Si yo soy español, lo soy
A la manera de aquellos que no pueden
Ser otra cosa: y entre todas las cargas
Que, al nacer yo, el destino pusiera
Sobre mí, ha sido ésa la más dura.

Y varias estrofas después:

Soy español sin ganas
Que vive como puede bien lejos de su tierra
Sin pesar ni nostalgia. He aprendido
El oficio de hombre duramente,
Por eso en él puse mi fe.

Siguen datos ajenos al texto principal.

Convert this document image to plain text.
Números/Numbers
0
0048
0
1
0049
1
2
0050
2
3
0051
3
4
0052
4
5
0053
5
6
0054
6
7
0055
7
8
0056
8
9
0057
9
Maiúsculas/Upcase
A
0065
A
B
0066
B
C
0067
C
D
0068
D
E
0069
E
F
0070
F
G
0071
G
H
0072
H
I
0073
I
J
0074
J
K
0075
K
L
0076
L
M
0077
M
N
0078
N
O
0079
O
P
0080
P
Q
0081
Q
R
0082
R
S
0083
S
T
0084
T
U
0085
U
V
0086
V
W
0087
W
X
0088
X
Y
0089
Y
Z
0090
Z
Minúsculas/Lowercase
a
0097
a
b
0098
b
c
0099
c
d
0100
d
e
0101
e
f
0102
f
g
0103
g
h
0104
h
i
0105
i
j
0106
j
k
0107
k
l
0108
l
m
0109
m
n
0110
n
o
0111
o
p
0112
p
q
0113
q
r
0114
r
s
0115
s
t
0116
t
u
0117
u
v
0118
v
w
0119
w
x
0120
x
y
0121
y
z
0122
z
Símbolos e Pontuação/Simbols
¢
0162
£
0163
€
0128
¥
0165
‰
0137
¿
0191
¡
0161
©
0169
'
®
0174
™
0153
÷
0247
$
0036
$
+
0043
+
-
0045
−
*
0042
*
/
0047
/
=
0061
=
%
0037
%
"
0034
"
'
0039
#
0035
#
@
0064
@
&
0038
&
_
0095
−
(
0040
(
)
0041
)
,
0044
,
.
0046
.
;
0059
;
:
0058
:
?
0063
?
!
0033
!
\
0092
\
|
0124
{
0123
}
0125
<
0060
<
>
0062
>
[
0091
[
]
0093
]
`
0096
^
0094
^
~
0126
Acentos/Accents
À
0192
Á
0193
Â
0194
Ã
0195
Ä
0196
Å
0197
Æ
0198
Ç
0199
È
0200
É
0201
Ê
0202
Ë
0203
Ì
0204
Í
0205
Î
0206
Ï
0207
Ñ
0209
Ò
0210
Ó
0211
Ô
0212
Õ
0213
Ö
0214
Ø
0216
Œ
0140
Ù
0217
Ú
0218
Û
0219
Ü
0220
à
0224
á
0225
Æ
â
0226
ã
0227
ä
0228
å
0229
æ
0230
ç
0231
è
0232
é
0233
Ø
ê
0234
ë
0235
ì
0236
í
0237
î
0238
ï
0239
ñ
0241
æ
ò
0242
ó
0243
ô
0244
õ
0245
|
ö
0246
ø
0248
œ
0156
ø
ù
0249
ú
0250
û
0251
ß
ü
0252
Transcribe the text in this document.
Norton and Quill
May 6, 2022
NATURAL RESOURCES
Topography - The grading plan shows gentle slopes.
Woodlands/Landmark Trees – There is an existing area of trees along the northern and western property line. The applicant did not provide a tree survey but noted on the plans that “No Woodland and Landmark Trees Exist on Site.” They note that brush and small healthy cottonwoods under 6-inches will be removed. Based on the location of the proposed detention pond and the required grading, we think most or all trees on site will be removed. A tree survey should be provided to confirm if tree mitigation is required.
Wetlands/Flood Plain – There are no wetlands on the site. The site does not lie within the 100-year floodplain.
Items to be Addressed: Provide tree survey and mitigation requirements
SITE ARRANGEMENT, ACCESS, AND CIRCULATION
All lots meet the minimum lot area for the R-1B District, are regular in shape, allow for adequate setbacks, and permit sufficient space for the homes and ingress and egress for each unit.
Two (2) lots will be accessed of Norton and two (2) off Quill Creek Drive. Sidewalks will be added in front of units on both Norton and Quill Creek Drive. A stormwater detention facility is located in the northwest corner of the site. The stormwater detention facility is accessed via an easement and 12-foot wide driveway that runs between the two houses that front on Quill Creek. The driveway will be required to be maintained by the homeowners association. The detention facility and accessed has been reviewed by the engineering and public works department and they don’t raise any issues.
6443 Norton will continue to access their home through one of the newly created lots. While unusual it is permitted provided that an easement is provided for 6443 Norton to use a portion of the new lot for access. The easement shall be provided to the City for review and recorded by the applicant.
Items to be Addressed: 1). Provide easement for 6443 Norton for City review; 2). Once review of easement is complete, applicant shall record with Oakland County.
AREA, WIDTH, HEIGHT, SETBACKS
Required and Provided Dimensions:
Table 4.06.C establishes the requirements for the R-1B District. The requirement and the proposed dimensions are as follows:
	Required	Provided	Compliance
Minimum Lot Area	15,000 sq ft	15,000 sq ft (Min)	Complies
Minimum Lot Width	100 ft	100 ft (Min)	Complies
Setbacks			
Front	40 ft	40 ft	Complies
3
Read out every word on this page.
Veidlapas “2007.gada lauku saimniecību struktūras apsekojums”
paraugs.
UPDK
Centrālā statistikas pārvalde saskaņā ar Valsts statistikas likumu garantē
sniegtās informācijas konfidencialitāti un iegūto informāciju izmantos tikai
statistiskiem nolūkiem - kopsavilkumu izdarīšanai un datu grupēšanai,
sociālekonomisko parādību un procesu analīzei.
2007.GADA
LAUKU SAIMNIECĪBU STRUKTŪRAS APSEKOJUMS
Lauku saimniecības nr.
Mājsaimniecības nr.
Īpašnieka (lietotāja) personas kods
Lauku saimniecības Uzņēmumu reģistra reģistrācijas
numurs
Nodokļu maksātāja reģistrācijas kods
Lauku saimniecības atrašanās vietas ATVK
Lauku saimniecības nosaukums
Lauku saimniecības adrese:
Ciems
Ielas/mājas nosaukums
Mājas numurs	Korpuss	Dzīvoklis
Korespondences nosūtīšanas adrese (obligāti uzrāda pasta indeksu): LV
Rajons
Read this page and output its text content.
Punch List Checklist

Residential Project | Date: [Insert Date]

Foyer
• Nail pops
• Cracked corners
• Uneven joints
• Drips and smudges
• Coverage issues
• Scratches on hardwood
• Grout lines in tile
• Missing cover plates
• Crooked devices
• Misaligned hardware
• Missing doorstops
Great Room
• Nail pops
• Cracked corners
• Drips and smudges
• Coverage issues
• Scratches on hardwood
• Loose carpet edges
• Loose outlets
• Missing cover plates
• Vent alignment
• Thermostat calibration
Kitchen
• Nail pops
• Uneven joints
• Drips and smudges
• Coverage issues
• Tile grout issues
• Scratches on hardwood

Tanto que prefiero
No volver a una tierra cuya fe, si una tiene, dejó de ser la mía,

Yo, en cambio, prefiero pensar que no todo está perdido, que construimos un sueño vano que parece desvanecerse y que todo este dolor pertenece al ámbito del escarmiento. Prefiero, a pesar de la devoción casi mística que siento por don Luis, acercarme en estos días al Gabriel Celaya de España en marcha y dejar claro que:

Ni vivimos del pasado,
ni damos cuerda al recuerdo.
Somos, turbia y fresca, un agua que atropella sus comienzos.
Somos el ser que se crece.
Somos un río derecho.
Somos el golpe temible de un corazón no resuelto.
Somos bárbaros, sencillos.
Somos a muerte lo ibero 
que aún nunca logró mostrarse puro, entero y verdadero.

Prefiero gritar que:

No reniego de mi origen
pero digo que seremos
mucho más que lo sabido, los factores de un comienzo.
Españoles con futuro
y españoles que, por serlo,
aunque encarnan lo pasado no pueden darlo por bueno.